Durante un’intervista concessa il 20 aprile, Trump ha affermato che le trattative in corso stanno producendo risultati: “Nei prossimi tre giorni fornirò informazioni complete. Gli incontri sono stati molto positivi”. Ha aggiunto che vi sarebbe una “concreta possibilità” di avvicinarsi a un’intesa, riferendosi alle iniziative diplomatiche avviate dagli Stati Uniti nei giorni precedenti. L’ex presidente ha lasciato intendere che la posizione di Washington potrebbe cambiare se i suoi sforzi venissero ignorati.
Nel frattempo, da Mosca, il presidente Vladimir Putin ha riaperto al confronto. In una dichiarazione rilasciata il 19 aprile, ha sostenuto di essere favorevole a valutare la proposta avanzata dal presidente ucraino Volodymyr Zelensky per estendere di 30 giorni la tregua pasquale, che inizialmente prevedeva una sospensione delle ostilità per circa 30 ore. La proposta prevedeva il blocco degli attacchi con droni e missili contro infrastrutture civili.
Putin ha affermato: “Abbiamo sempre avuto un approccio favorevole verso iniziative pacifiche. Siamo disponibili ad analizzare la proposta di Kiev in modo approfondito, anche in sede bilaterale. Ogni valutazione sarà fatta dopo un esame accurato”.

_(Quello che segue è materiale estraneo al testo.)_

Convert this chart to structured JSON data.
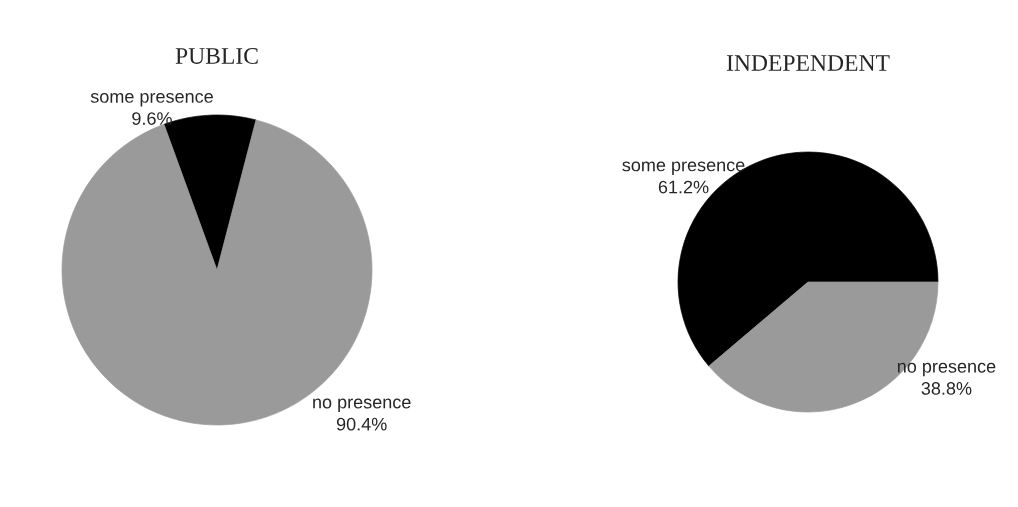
{
  "chart_data": [
    {
      "type": "pie",
      "title": "PUBLIC",
      "categories": [
        "some presence",
        "no presence"
      ],
      "values": [
        9.6,
        90.4
      ],
      "colors": [
        "#000000",
        "#9a9a9a"
      ],
      "value_labels": [
        "9.6%",
        "90.4%"
      ],
      "legend": false
    },
    {
      "type": "pie",
      "title": "INDEPENDENT",
      "categories": [
        "some presence",
        "no presence"
      ],
      "values": [
        61.2,
        38.8
      ],
      "colors": [
        "#000000",
        "#9a9a9a"
      ],
      "value_labels": [
        "61.2%",
        "38.8%"
      ],
      "legend": false
    }
  ]
}
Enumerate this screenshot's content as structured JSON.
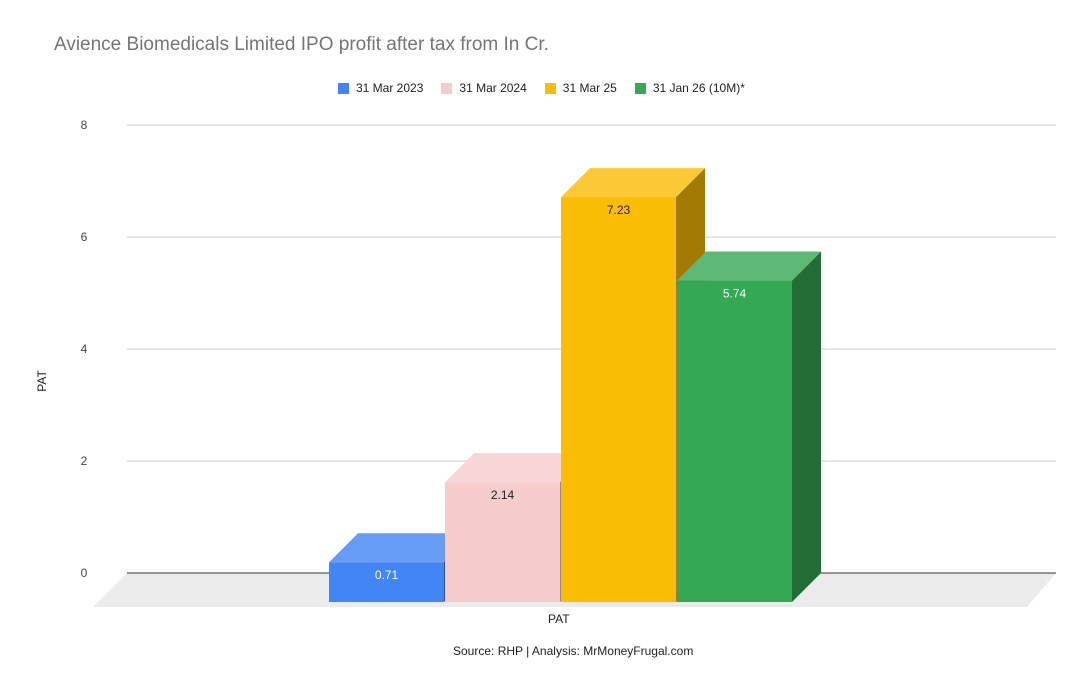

Il leader russo ha inoltre accusato Kiev di aver inizialmente rifiutato la proposta di tregua, per poi modificarne la posizione dopo pressioni internazionali. “All’inizio hanno respinto l’offerta con toni polemici. Poi, probabilmente su suggerimento di mediatori esterni, hanno cambiato atteggiamento. È stato evidente che la posizione iniziale non era politicamente sostenibile”, ha dichiarato Putin.
Parallelamente, da Kiev, Zelensky ha rilanciato l’appello per un’interruzione degli attacchi contro obiettivi non militari. Nel discorso serale di Pasqua, il presidente ucraino ha sottolineato che in alcune aree del fronte non si sono verificati attacchi, indicando che la cessazione delle violenze è possibile quando lo desidera Mosca.
“Durante la giornata pasquale non ci sono stati raid aerei. Questo dimostra che quando Mosca sceglie di fermarsi, il silenzio è possibile”, ha affermato il leader ucraino. Zelensky ha ribadito che Kiev non colpisce infrastrutture civili e ha chiesto la sospensione immediata degli attacchi missilistici e con droni a lungo raggio come primo passo verso la de-escalation.
“Il primo segnale per la pace deve essere un cessate il fuoco senza condizioni. Questo sarà il tema centrale dei prossimi incontri a Parigi e Londra”, ha spiegato Zelensky, annunciando che una delegazione ucraina sarà nella capitale britannica già da mercoledì 23 aprile.
Il presidente ha ringraziato i partner internazionali che stanno supportando Kiev nei tentativi diplomatici. “Un cessate il fuoco senza condizioni è fondamentale. La giornata di Pasqua ha evidenziato che le scelte di Mosca sono quelle che mantengono il conflitto attivo”, ha concluso.
Con le parti che si accusano a vicenda e con scambi continui di messaggi pubblici, il contesto rimane fluido. Le mosse di Trump e il possibile rilancio diplomatico degli Stati Uniti nei prossimi giorni potrebbero contribuire a delineare nuovi scenari, mentre l’Europa si prepara ad accogliere nuove sessioni di dialogo.
Intanto, sul campo, continuano le segnalazioni di violazioni del cessate il fuoco da entrambe le parti. Le autorità militari di Kiev parlano di centinaia di episodi documentati nella settimana successiva alla proposta pasquale, mentre Mosca ha risposto sostenendo che le forze ucraine hanno intensificato gli attacchi nelle regioni orientali.
La situazione resta quindi instabile, in attesa di possibili sviluppi nelle prossime 72 ore, come anticipato da Trump. Il coinvolgimento diretto di Washington, insieme agli sforzi dei mediatori europei, potrebbe riaprire uno spazio per un dialogo diplomatico concreto.